Pour la résolution des conflits de juridictions, la convention de Palerme admet l'éventualité d'un recours à certains modes de résolution faisant entrer en ligne de compte des juridictions à valeur internationale appelés modes juridictionnels. Ces modes de règlement de différends se font par l'intervention d'un organe ayant le pouvoir de prendre une décision obligatoire, sentence arbitrale ou arrêt112(*). Ils présentent, en outre comme caractéristiques qui les distinguent des modes diplomatiques (voir supra), le fait qu'ils tranchent le différend juridique en appliquant le droit. Le règlement juridictionnel aboutit à une sentence juridiquement obligatoire pour les parties dont la violation engagerait la responsabilité de l'auteur de cette violation113(*).C'est ainsi que les législations internationales et nationales prévoient un recours aux juridictions sous deux angles. Le premier est consacré à l'arbitrage institutionnel interétatiqueet le second au règlement judiciaire par la saisine d'une juridiction supérieure114(*).

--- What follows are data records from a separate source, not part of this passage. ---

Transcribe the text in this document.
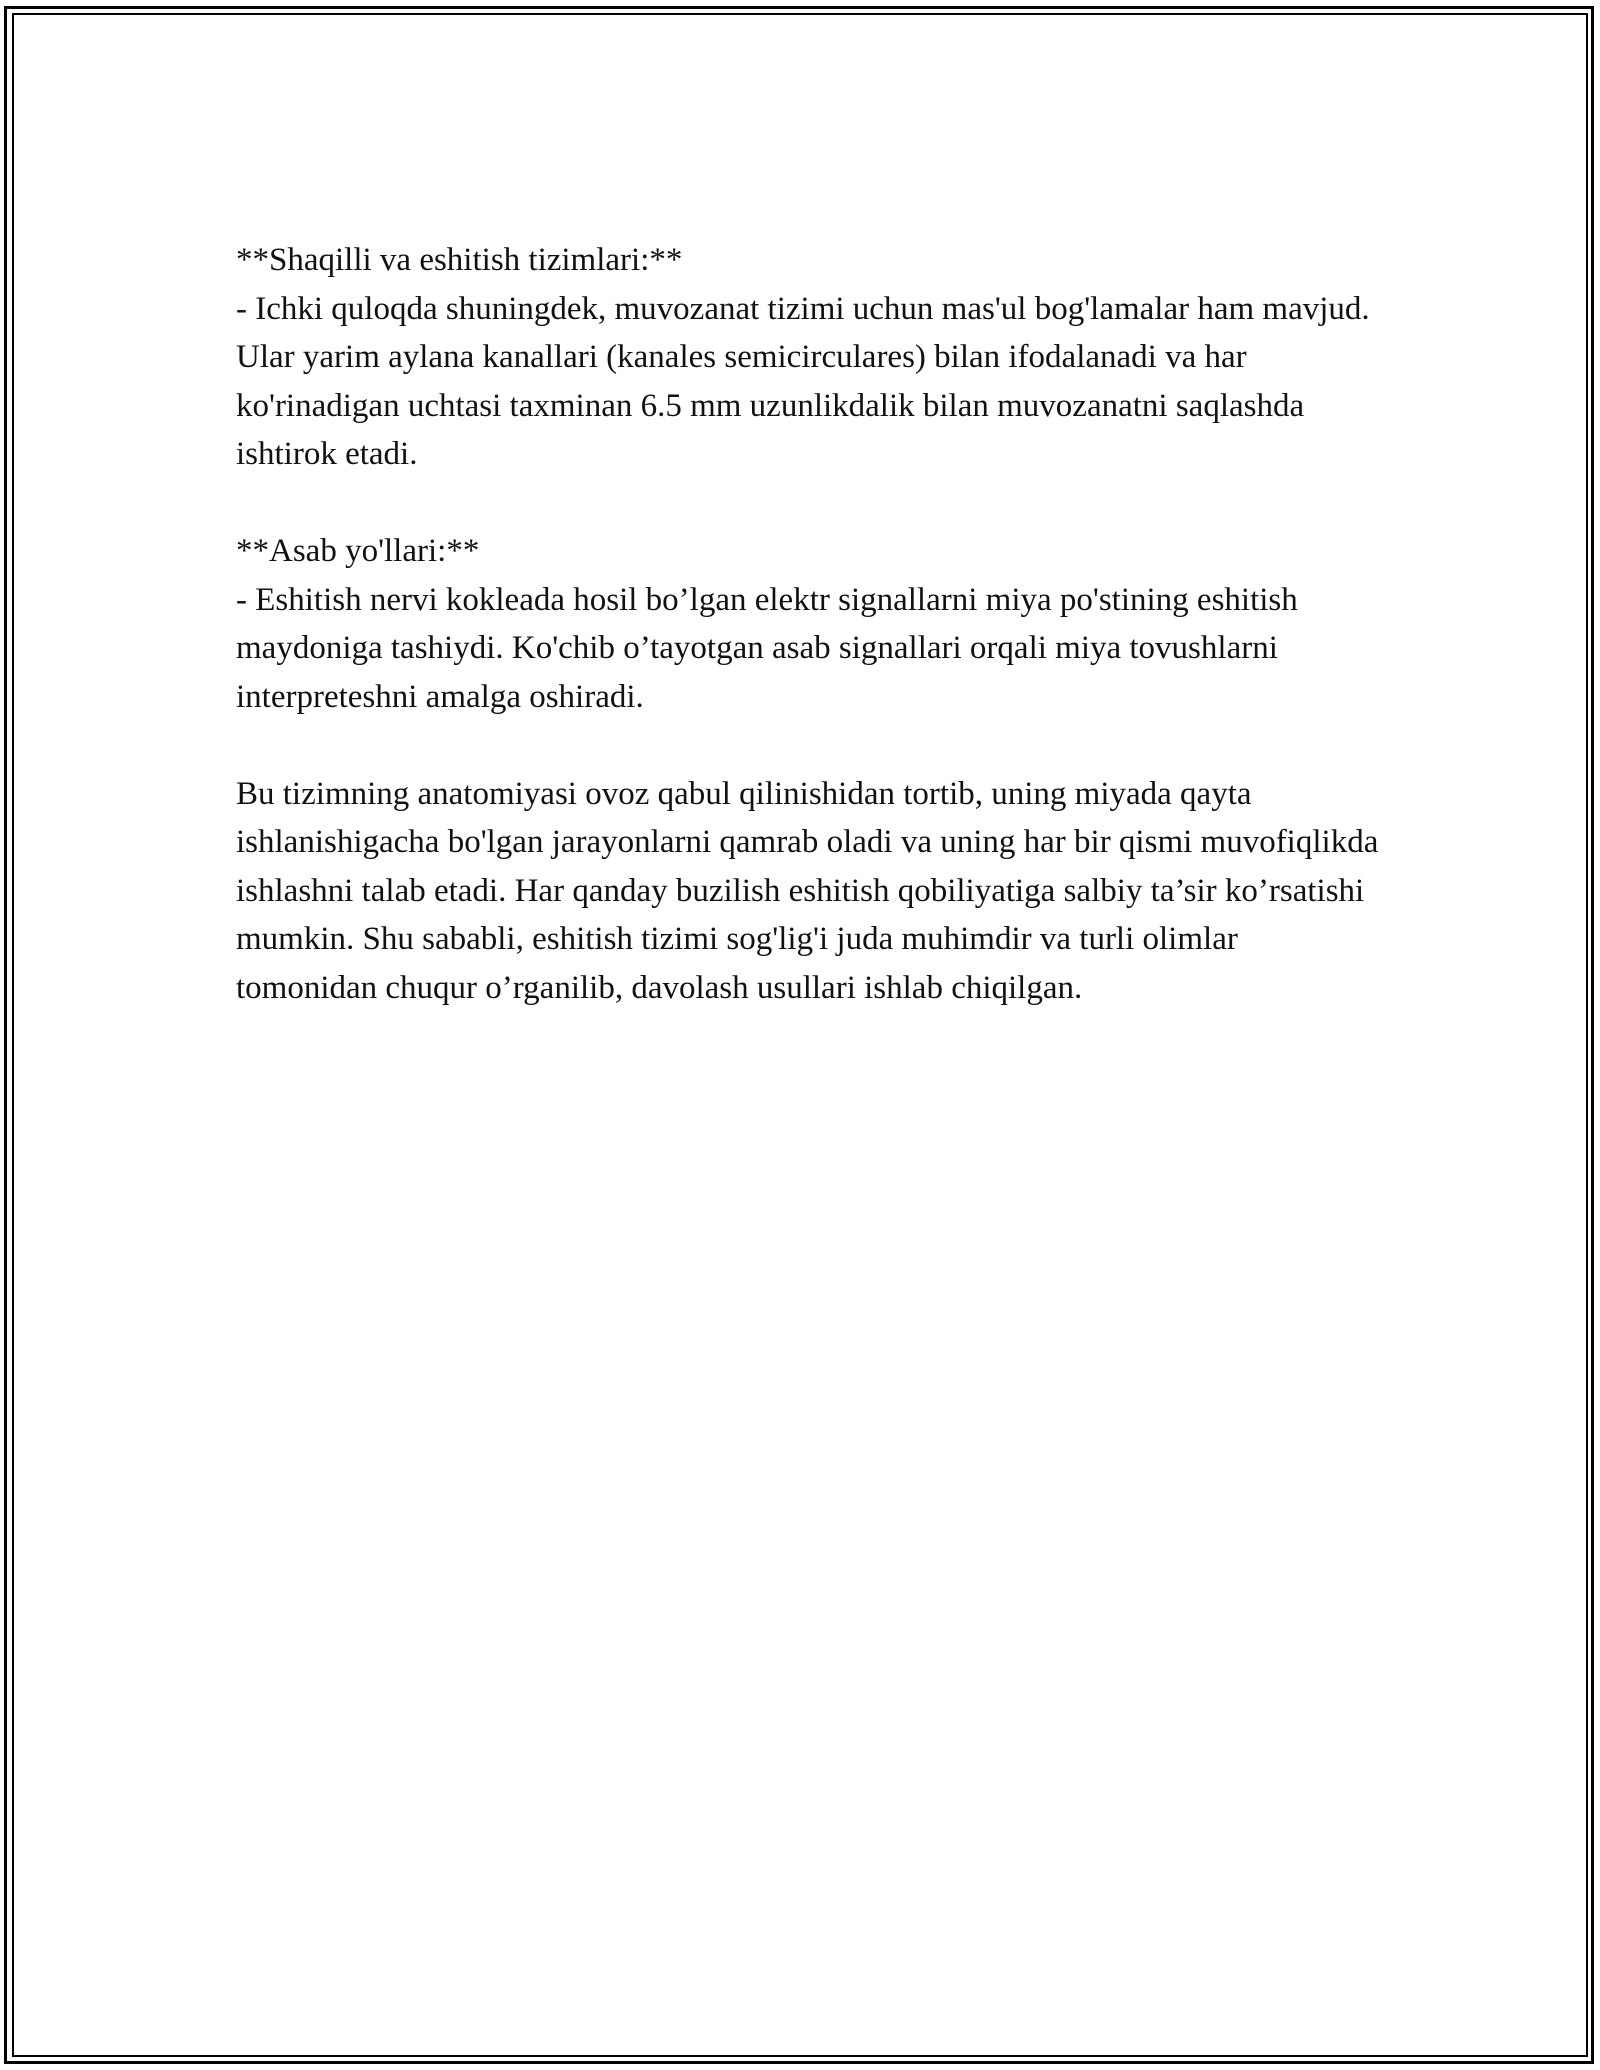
**Shaqilli va eshitish tizimlari:**

- Ichki quloqda shuningdek, muvozanat tizimi uchun mas'ul bog'lamalar ham mavjud. Ular yarim aylana kanallari (kanales semicirculares) bilan ifodalanadi va har ko'rinadigan uchtasi taxminan 6.5 mm uzunlikdalik bilan muvozanatni saqlashda ishtirok etadi.

**Asab yo'llari:**

- Eshitish nervi kokleada hosil bo’lgan elektr signallarni miya po'stining eshitish maydoniga tashiydi. Ko'chib o’tayotgan asab signallari orqali miya tovushlarni interpreteshni amalga oshiradi.

Bu tizimning anatomiyasi ovoz qabul qilinishidan tortib, uning miyada qayta ishlanishigacha bo'lgan jarayonlarni qamrab oladi va uning har bir qismi muvofiqlikda ishlashni talab etadi. Har qanday buzilish eshitish qobiliyatiga salbiy ta’sir ko’rsatishi mumkin. Shu sababli, eshitish tizimi sog'lig'i juda muhimdir va turli olimlar tomonidan chuqur o’rganilib, davolash usullari ishlab chiqilgan.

L'arbitrage est une mode ancien de règlement des différends internationaux qui par sa souplesse115(*) préserve la liberté des Etats. Selon le cas, il se présente sous différentes formes. Il est perçu autant dans les relations interétatiques que dans les relations entre acteurs de droit privé.

Dans le cadre des relations interétatiques, il constitue un mode de règlement juridictionnel des différends interétatiques et transnationaux par des arbitres, choisis par les parties, chargés de rendre une décision revêtue de l'autorité de la chose jugée116(*). Dans le cadre de ces relations types, à moins de résulter d'un traité d'arbitrage ou d'une clause compromissoire antérieure au différend, la saisine de l'organe arbitral intervient par l'intermédiaire d'un compromis d'arbitrage. Ce compromis d'arbitrage correspond à un acte consensuel par lequel sont établies les modalités de fonctionnement de l'organe arbitral notamment la compétence des arbitres, l'organisation du tribunal, les règles de procédures et de fond qui devront être respectées et de désignation des arbitres.Le compromis d'arbitrage constitue la « charte constitutive » du tribunal arbitral ; il va à la fois fonder - mais aussi peut-être limiter - sa compétence. D'où la très grande importance de l'interprétation par les arbitres du compromis d'arbitrage117(*).

Prévue par l'alinéa 2 de l'article 35 de la convention de Palerme, principal instrument juridique mondial de la lutte contre la criminalité transnationale organisée, l'arbitrage est le premier mode juridictionnel admis en cas d'échec de la résolution au moyen de la négociation des différends qui pourraient opposer les Etats aux lendemains de l'établissement de la convention de Palerme en l'occurrence en cas de survenance d'un conflit de juridictions relatif à l'application de ladite convention. Dans ce cas-ci, il s'agit d'un arbitrage tenu sous l'égide d'une juridiction indépendante garantissant une égalité des pays vis-à-vis de leurs prérogatives réciproques. Cette forme d'arbitrage encore appelée arbitrage institutionnel est celle qui s'opère suite à la saisie d'une juridiction spécialisée en la matière ou d'une juridiction admettant une chambre spéciale qui y est dédiée à l'effet de proposer aux parties des arbitres. C'est notamment le cas de la Cour Permanente d'Arbitrage118(*) (CPA) qui est l'une des plus réputée dans le domaine arbitral au plan international.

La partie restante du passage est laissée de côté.